Timothy Burke has some interesting thoughts about the College of the Atlantic, which represents a real effort to build interdisciplinarity on an institutional level. “Interdisciplinary” is the buzzword of the moment in large swathes of academia, and the College of the Atlantic, which doesn’t have departments and works very hard to make connections between disciplines, is sort of the apotheosis of the interdisciplinary movement.
Toward the end of his post, Burke relates a story from earlier in his career:
When I was briefly at Emory at the start of my career, I was in a workshop on interdisciplinarity. After many of the junior people there duly celebrated interdisciplinary study, a very wise, interesting senior professor, a classicist, stirred himself. “You guys,” he said, “don’t have a beef with disciplines. You have a beef with departments. Everybody’s interdisciplinary in some respect in their scholarship. It’s departments that cause the problem by raising the barriers to interaction and discussion”.
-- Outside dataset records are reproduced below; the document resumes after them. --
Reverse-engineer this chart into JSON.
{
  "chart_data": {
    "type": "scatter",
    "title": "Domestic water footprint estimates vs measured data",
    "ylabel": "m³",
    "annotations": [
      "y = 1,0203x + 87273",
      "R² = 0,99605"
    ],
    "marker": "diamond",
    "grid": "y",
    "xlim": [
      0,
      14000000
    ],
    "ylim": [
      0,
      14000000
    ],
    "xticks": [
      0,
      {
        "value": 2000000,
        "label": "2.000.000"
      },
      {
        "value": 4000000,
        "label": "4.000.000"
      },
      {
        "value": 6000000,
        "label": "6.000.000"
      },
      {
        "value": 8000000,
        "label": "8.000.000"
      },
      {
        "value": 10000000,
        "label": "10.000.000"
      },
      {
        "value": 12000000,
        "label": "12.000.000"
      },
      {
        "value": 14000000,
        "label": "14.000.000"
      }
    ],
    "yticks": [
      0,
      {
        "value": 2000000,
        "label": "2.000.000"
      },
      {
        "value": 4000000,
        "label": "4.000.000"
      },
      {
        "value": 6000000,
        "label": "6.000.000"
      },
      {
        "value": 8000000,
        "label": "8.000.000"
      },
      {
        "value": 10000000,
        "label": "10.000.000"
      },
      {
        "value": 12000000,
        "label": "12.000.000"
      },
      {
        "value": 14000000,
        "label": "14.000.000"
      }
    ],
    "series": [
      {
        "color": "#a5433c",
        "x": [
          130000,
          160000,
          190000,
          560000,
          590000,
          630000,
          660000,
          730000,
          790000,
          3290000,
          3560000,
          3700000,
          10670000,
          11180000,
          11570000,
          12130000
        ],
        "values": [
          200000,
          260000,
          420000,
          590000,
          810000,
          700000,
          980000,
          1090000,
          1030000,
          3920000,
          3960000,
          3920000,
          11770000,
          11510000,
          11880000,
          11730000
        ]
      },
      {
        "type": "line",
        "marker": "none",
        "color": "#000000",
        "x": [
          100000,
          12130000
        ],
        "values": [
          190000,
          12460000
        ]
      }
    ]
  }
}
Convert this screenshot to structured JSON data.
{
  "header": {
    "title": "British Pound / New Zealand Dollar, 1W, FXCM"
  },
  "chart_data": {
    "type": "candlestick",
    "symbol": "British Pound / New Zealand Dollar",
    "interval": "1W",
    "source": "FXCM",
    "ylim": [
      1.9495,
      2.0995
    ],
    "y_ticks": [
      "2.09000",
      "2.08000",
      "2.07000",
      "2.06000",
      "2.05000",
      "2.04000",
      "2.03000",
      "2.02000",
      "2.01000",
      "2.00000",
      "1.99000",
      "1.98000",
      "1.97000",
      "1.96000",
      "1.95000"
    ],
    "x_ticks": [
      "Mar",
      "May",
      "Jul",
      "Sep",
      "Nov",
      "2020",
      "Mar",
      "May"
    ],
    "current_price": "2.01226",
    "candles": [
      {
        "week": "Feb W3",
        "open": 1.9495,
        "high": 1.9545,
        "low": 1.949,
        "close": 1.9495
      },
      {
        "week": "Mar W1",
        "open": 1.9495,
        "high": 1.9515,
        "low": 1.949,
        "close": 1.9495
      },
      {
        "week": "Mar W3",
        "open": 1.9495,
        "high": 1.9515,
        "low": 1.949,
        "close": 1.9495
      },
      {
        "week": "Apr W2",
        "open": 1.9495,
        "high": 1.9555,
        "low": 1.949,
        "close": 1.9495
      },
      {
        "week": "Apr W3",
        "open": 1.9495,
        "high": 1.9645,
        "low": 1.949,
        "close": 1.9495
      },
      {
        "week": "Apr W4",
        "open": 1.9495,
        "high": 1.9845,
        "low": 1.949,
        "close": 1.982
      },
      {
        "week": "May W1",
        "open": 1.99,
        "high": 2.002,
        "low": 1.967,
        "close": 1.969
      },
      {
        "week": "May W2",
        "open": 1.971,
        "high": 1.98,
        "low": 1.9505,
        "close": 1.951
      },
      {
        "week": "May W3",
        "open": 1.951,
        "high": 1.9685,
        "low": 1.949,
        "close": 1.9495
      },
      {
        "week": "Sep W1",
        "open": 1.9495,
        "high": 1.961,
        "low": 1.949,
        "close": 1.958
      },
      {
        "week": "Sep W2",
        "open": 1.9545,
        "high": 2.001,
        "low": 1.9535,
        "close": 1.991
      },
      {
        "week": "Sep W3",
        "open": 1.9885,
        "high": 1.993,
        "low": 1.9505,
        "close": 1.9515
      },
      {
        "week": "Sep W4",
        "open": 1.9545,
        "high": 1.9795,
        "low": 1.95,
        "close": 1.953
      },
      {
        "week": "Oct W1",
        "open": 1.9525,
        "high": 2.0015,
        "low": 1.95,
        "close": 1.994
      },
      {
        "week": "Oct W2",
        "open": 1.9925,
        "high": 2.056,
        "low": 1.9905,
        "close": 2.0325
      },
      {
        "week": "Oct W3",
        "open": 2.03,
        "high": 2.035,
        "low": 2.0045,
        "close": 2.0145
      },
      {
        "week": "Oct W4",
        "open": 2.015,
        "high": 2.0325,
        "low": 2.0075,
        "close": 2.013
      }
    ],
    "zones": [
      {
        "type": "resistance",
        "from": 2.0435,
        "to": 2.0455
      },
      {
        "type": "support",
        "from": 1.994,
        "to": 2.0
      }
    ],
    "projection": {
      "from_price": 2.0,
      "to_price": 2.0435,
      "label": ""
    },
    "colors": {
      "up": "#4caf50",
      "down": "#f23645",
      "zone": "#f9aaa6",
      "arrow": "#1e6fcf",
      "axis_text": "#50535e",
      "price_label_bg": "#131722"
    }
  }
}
To some degree, I agree with this– a lot of the problem with interdisciplinary work has to do with the structure of academia, not the content of the disciplines. But we shouldn’t overlook the fact that there are very real differences in the ways that scholars in different disciplines go about their business. The most extreme example, and the one that causes the most angst when discussing merit evaluations, has to do with book publishing– scholars in the humanities and social sciences are expected to produce scholarly monographs, but that’s almost unheard of in the natural sciences and engineering. This makes it very difficult to construct a system that appropriately rewards both humanists and scientists for their scholarly production.
But there are significant differences even within the sciences:
The one that comes to mind immediately is Physical Review Letters. PRL is probably the top physcis-specific journal, and it has a very hard four-page limit for articles– all the figures, tables, text, and references must fit in four journal pages. This means that the very best work in physics is crammed into short four-page articles.
This isn’t the case in all disciplines– in many areas, the most prestigious journals don’t have such tight page limits, and the length of a paper can serve as a rough measure of the effort that went into the work. It’s a little difficult to get people to understand that a four-page PRL can represent a much greater effort than a fifteen-page Journal of Subfield Physics article.
And, of course, there’s the extreme example of computer science, where conference presentations are the prestigious and important measure of scholarly output, and journal articles mean relatively little. At least we have Science and Nature to help normalize differences between natural science fields– CS is just bizarre…
There are also significant differences in the way different disciplines do research. In chemistry, a lot of the equipment seems to be shared– there are a few lab-specific instruments, but for the most part, everybody uses the same NMR machine, the same UV/VIS spectrometer, and so forth. The effort goes into making the samples that are tested, while the big expensive equipment is owned by the department as a whole.
That doesn’t work so well in physics. Every bit of major equipment in my lab is a custom job– if one of my lasers dies, I can’t just borrow one from a colleague, I need to rebuild or replace that one. It means that the time scale for building a lab is different, and the way that we spend start-up money is radically different.
So, while a lot of the barriers to interdisciplinary work are structural and departmental, we shouldn’t lose sight of the fact that there are real, tangible differences that have to do with the nature of the subjects being studied. It’s not as simple as eliminating departments– which Burke says as well, but I think the problems run deeper than the sort of thing he talks about in his final paragraph.